Finance Minister Joe Oliver Wednesday announced the voluntary commitment of Canada’s banks to provide customers with more information about the potential risks associated with powers of attorney (POA), joint deposit accounts and collateral charge mortgages.

“This new information will allow consumers to make more informed choices,” said the minister, speaking at the Toronto headquarters of Credit Canada Debt Solutions Inc., “which means saving more of their hard earned money.”

General information relating to these topics is now available on bank websites and will be available in branches by December 31.

Banks will implement staff training on how to answer questions relating to POAs and joint deposit accounts by March 31, 2015. This training and disclosure will be applicable to any employee dealing directly with clients or their attorneys, including investment advisors.

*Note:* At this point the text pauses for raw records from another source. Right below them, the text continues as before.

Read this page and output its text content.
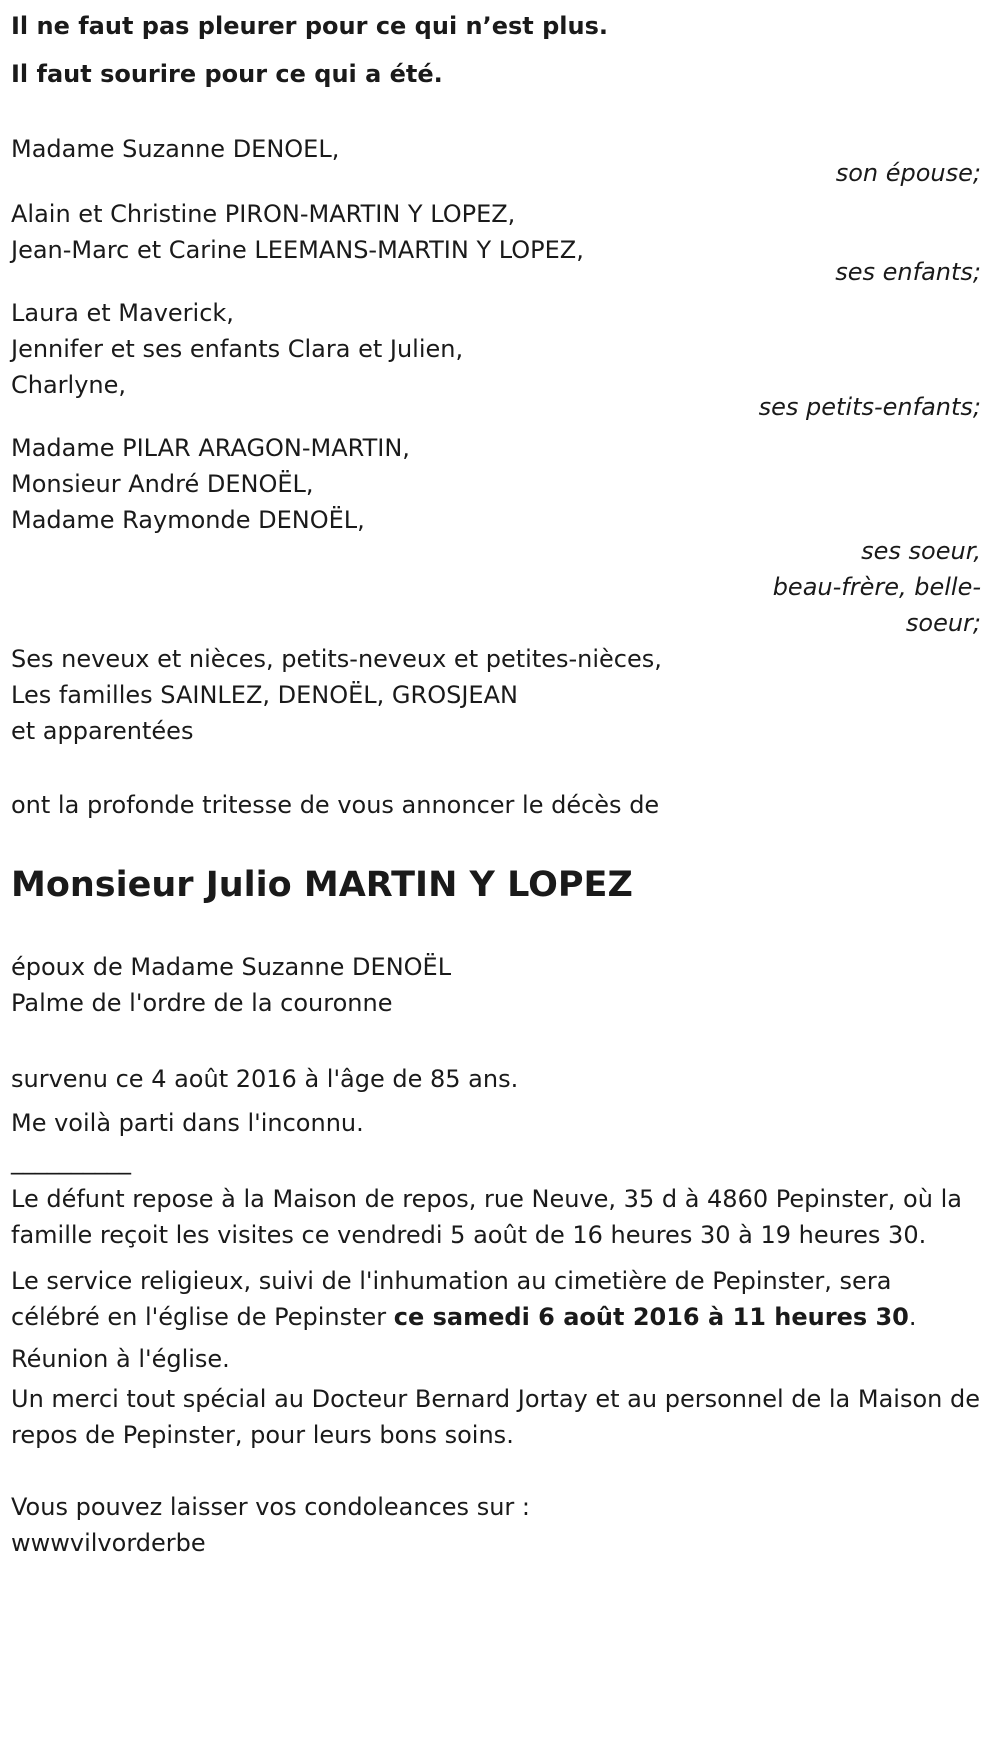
Il ne faut pas pleurer pour ce qui n’est plus.
Il faut sourire pour ce qui a été.
Madame Suzanne DENOEL,
son épouse;
Alain et Christine PIRON-MARTIN Y LOPEZ,
Jean-Marc et Carine LEEMANS-MARTIN Y LOPEZ,
ses enfants;
Laura et Maverick,
Jennifer et ses enfants Clara et Julien,
Charlyne,
ses petits-enfants;
Madame PILAR ARAGON-MARTIN,
Monsieur André DENOËL,
Madame Raymonde DENOËL,
ses soeur,
beau-frère, belle-
soeur;
Ses neveux et nièces, petits-neveux et petites-nièces,
Les familles SAINLEZ, DENOËL, GROSJEAN
et apparentées
ont la profonde tritesse de vous annoncer le décès de
Monsieur Julio MARTIN Y LOPEZ
époux de Madame Suzanne DENOËL
Palme de l'ordre de la couronne
survenu ce 4 août 2016 à l'âge de 85 ans.
Me voilà parti dans l'inconnu.
__________
Le défunt repose à la Maison de repos, rue Neuve, 35 d à 4860 Pepinster, où la famille reçoit les visites ce vendredi 5 août de 16 heures 30 à 19 heures 30.
Le service religieux, suivi de l'inhumation au cimetière de Pepinster, sera célébré en l'église de Pepinster ce samedi 6 août 2016 à 11 heures 30.
Réunion à l'église.
Un merci tout spécial au Docteur Bernard Jortay et au personnel de la Maison de repos de Pepinster, pour leurs bons soins.
Vous pouvez laisser vos condoleances sur :
wwwvilvorderbe
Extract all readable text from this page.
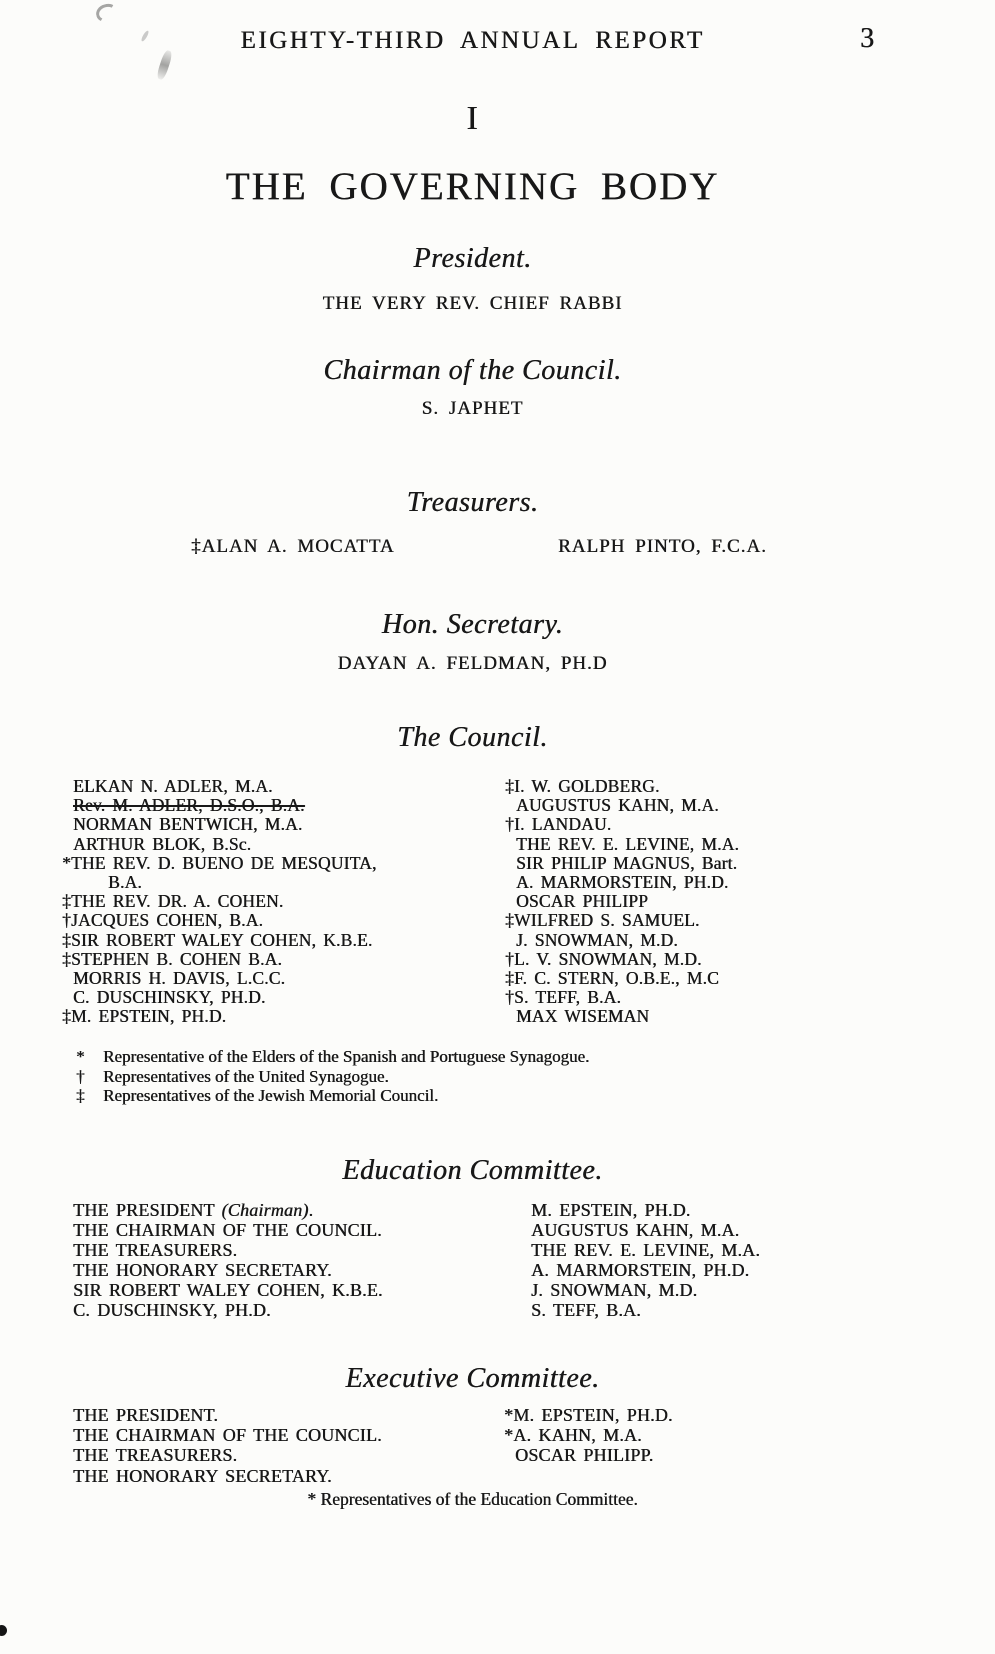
EIGHTY-THIRD ANNUAL REPORT	3
I
THE GOVERNING BODY
President.
THE VERY REV. CHIEF RABBI
Chairman of the Council.
S. JAPHET
Treasurers.
‡ALAN A. MOCATTA	RALPH PINTO, F.C.A.
Hon. Secretary.
DAYAN A. FELDMAN, PH.D
The Council.
ELKAN N. ADLER, M.A.
Rev. M. ADLER, D.S.O., B.A.
NORMAN BENTWICH, M.A.
ARTHUR BLOK, B.Sc.
*THE REV. D. BUENO DE MESQUITA,
B.A.
‡THE REV. DR. A. COHEN.
†JACQUES COHEN, B.A.
‡SIR ROBERT WALEY COHEN, K.B.E.
‡STEPHEN B. COHEN B.A.
MORRIS H. DAVIS, L.C.C.
C. DUSCHINSKY, PH.D.
‡M. EPSTEIN, PH.D.
‡I. W. GOLDBERG.
AUGUSTUS KAHN, M.A.
†I. LANDAU.
THE REV. E. LEVINE, M.A.
SIR PHILIP MAGNUS, Bart.
A. MARMORSTEIN, PH.D.
OSCAR PHILIPP
‡WILFRED S. SAMUEL.
J. SNOWMAN, M.D.
†L. V. SNOWMAN, M.D.
‡F. C. STERN, O.B.E., M.C
†S. TEFF, B.A.
MAX WISEMAN
*	Representative of the Elders of the Spanish and Portuguese Synagogue.
†	Representatives of the United Synagogue.
‡	Representatives of the Jewish Memorial Council.
Education Committee.
THE PRESIDENT (Chairman).
THE CHAIRMAN OF THE COUNCIL.
THE TREASURERS.
THE HONORARY SECRETARY.
SIR ROBERT WALEY COHEN, K.B.E.
C. DUSCHINSKY, PH.D.
M. EPSTEIN, PH.D.
AUGUSTUS KAHN, M.A.
THE REV. E. LEVINE, M.A.
A. MARMORSTEIN, PH.D.
J. SNOWMAN, M.D.
S. TEFF, B.A.
Executive Committee.
THE PRESIDENT.
THE CHAIRMAN OF THE COUNCIL.
THE TREASURERS.
THE HONORARY SECRETARY.
*M. EPSTEIN, PH.D.
*A. KAHN, M.A.
OSCAR PHILIPP.
* Representatives of the Education Committee.
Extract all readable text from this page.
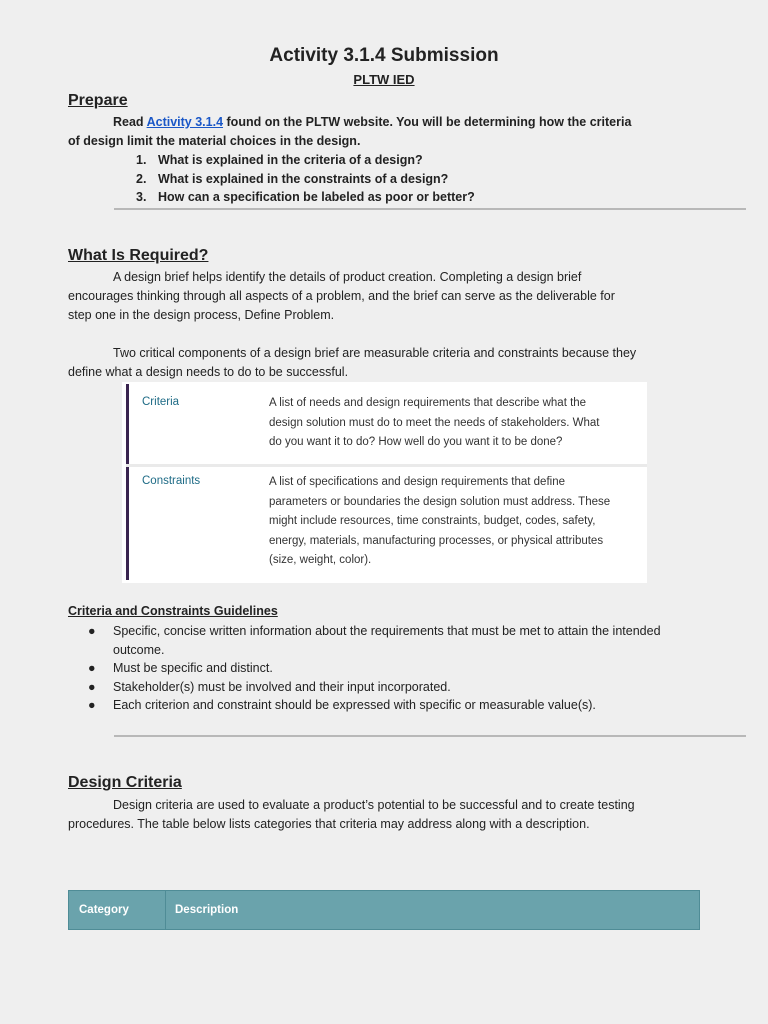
Activity 3.1.4 Submission
PLTW IED
Prepare
Read Activity 3.1.4 found on the PLTW website. You will be determining how the criteria
of design limit the material choices in the design.
1. What is explained in the criteria of a design?
2. What is explained in the constraints of a design?
3. How can a specification be labeled as poor or better?
What Is Required?
A design brief helps identify the details of product creation. Completing a design brief
encourages thinking through all aspects of a problem, and the brief can serve as the deliverable for
step one in the design process, Define Problem.
Two critical components of a design brief are measurable criteria and constraints because they
define what a design needs to do to be successful.
Criteria	A list of needs and design requirements that describe what the
design solution must do to meet the needs of stakeholders. What
do you want it to do? How well do you want it to be done?
Constraints	A list of specifications and design requirements that define
parameters or boundaries the design solution must address. These
might include resources, time constraints, budget, codes, safety,
energy, materials, manufacturing processes, or physical attributes
(size, weight, color).
Criteria and Constraints Guidelines
● Specific, concise written information about the requirements that must be met to attain the intended outcome.
● Must be specific and distinct.
● Stakeholder(s) must be involved and their input incorporated.
● Each criterion and constraint should be expressed with specific or measurable value(s).
Design Criteria
Design criteria are used to evaluate a product’s potential to be successful and to create testing
procedures. The table below lists categories that criteria may address along with a description.
Category	Description
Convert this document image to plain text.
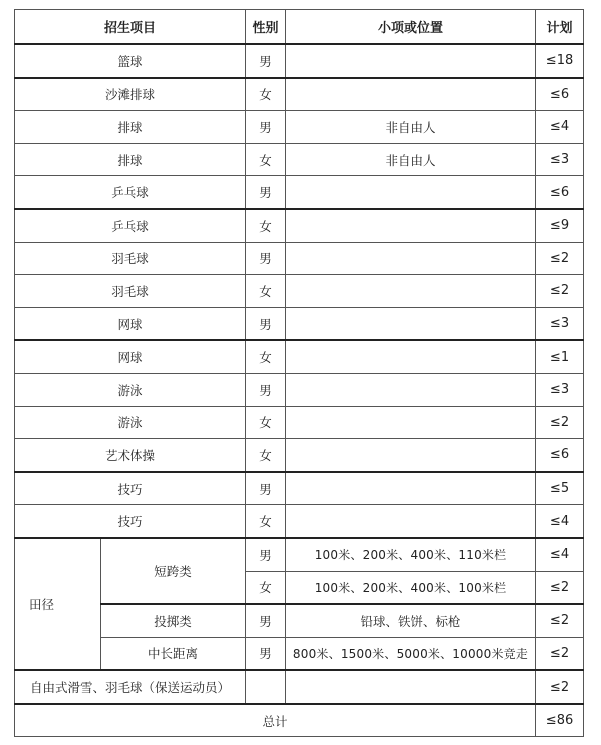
招生项目		性别	小项或位置	计划
篮球		男		≤18
沙滩排球		女		≤6
排球		男	非自由人	≤4
排球		女	非自由人	≤3
乒乓球		男		≤6
乒乓球		女		≤9
羽毛球		男		≤2
羽毛球		女		≤2
网球		男		≤3
网球		女		≤1
游泳		男		≤3
游泳		女		≤2
艺术体操		女		≤6
技巧		男		≤5
技巧		女		≤4
田径	短跨类	男	100米、200米、400米、110米栏	≤4
		女	100米、200米、400米、100米栏	≤2
	投掷类	男	铅球、铁饼、标枪	≤2
	中长距离	男	800米、1500米、5000米、10000米竞走	≤2
自由式滑雪、羽毛球（保送运动员）				≤2
总计				≤86
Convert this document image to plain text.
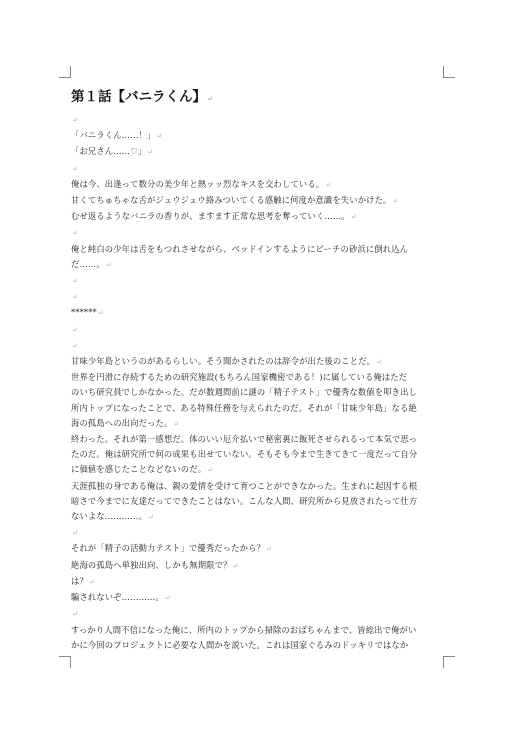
第１話【バニラくん】↵
↵
「バニラくん……！」↵
「お兄さん……♡」↵
↵
俺は今、出逢って数分の美少年と熱ッッ烈なキスを交わしている。↵
甘くてちゅちゃな舌がジュウジュウ絡みついてくる感触に何度か意識を失いかけた。↵
むせ返るようなバニラの香りが、ますます正常な思考を奪っていく……。↵
↵
俺と純白の少年は舌をもつれさせながら、ベッドインするようにビーチの砂浜に倒れ込ん
だ……。↵
↵
↵
******↵
↵
↵
甘味少年島というのがあるらしい。そう聞かされたのは辞令が出た後のことだ。↵
世界を円滑に存続するための研究施設(もちろん国家機密である！)に属している俺はただ
のいち研究員でしかなかった。だが数週間前に謎の「精子テスト」で優秀な数値を叩き出し
所内トップになったことで、ある特殊任務を与えられたのだ。それが「甘味少年島」なる絶
海の孤島への出向だった。↵
終わった。それが第一感想だ。体のいい厄介払いで秘密裏に飯死させられるって本気で思っ
たのだ。俺は研究所で何の成果も出せていない。そもそも今まで生きてきて一度だって自分
に価値を感じたことなどないのだ。↵
天涯孤独の身である俺は、親の愛情を受けて育つことができなかった。生まれに起因する根
暗さで今までに友達だってできたことはない。こんな人間、研究所から見放されたって仕方
ないよな…………。↵
↵
それが「精子の活動力テスト」で優秀だったから？↵
絶海の孤島へ単独出向、しかも無期限で？↵
は？↵
騙されないぞ…………。↵
↵
すっかり人間不信になった俺に、所内のトップから掃除のおばちゃんまで、皆総出で俺がい
かに今回のプロジェクトに必要な人間かを説いた。これは国家ぐるみのドッキリではなか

General information relating to mortgages will be available in branches at point of sale starting November 30, while specific information will be available prior to or at the time of entering into the loan agreement beginning Jan. 31, 2015.

“By taking this step towards greater transparency, Canada’s financial institutions are putting consumers first, promoting financial literacy and helping build a stronger economy,” said Lucie Tedesco, commissioner of the Financial Consumer Agency of Canada (FCAC).

Under these voluntary agreements, banks need to explain clearly and simply the minimum requirements necessary for an account to operate under a POA. For example, the client or attorney may need to provide the original POA or a notarized version as well as proper identification in order for the bank to act on his or her orders.

As part of the disclosure process, banks will make available to clients an educational brochure (available from the federal government) entitled “What every older Canadian should know about: powers of attorney (for financial matters and property) and joint bank accounts” or equivalent information.

“Providing seniors with pertinent material is essential in the prevention of elder abuse,” said Patricia White, executive director, Credit Counselling Canada.